Now define the neural network. Defining a neural network in PyTorch is done by defining a class. This is almost as intuitive as Keras. The main difference is that you have one function (`__init__`) where it is defined which layers there are in the network and another function (`forward`) which defines the flow of data through the net.

I replicated the architecture used in [@Shujian Liu's kernel](https://www.kaggle.com/shujian/single-rnn-with-4-folds-clr) in the network.

# Neural Net Parameters

In [46]:
h_size = 64
dense_out = False
embedding_dropout = 0.3

In [47]:
class NeuralNet(nn.Module):
    def __init__(self):
        super(NeuralNet, self).__init__()

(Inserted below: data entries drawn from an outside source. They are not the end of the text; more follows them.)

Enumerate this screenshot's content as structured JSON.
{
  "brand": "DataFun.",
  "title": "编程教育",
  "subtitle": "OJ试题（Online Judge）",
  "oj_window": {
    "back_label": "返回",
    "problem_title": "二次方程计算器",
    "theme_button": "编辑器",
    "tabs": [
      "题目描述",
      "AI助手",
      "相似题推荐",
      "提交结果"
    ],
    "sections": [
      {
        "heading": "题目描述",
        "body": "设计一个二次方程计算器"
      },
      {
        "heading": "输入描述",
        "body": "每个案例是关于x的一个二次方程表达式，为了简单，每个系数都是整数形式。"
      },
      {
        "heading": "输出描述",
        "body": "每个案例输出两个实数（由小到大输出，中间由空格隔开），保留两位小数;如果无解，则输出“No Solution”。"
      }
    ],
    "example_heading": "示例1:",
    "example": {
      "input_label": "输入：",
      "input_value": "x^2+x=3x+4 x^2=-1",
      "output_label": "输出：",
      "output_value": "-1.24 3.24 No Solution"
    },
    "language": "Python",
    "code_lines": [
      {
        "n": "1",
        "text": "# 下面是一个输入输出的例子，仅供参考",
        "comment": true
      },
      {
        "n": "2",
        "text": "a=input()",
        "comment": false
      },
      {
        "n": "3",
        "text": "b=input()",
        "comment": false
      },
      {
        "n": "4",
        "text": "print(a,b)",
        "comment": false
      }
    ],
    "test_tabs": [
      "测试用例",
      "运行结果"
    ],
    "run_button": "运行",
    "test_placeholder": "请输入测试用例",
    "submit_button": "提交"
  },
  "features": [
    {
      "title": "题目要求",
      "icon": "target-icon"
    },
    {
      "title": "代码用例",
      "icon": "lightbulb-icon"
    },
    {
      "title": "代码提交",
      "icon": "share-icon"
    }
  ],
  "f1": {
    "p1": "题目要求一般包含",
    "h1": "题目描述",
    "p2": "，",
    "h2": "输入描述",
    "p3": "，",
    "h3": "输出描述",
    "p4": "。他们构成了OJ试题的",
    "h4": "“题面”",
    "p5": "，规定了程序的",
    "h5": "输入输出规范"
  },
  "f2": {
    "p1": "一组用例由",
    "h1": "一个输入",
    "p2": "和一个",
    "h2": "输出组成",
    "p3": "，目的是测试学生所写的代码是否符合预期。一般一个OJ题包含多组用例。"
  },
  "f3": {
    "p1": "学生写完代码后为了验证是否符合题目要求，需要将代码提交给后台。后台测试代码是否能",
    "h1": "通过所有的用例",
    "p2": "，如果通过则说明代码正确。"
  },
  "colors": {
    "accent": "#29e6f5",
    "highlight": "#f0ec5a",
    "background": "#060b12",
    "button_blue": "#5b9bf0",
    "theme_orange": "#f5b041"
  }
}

        hidden_size = h_size
        emb_dropout = embedding_dropout

        self.embedding = nn.Embedding(max_features, embed_size * 2)
        self.embedding.weight = nn.Parameter(
            torch.tensor(embedding_matrix, dtype=torch.float32)
        )
        self.embedding.weight.requires_grad = False
        self.gaussian_noise = GaussianNoise()
        self.embedding_dropout = nn.Dropout(emb_dropout)
        self.lstm = nn.LSTM(
            embed_size * 2, hidden_size, bidirectional=True, batch_first=True
        )
        self.gru = nn.GRU(
            hidden_size * 2, hidden_size, bidirectional=True, batch_first=True
        )

        self.lstm_attention = Attention(hidden_size * 2, maxlen)
        self.gru_attention = Attention(hidden_size * 2, maxlen)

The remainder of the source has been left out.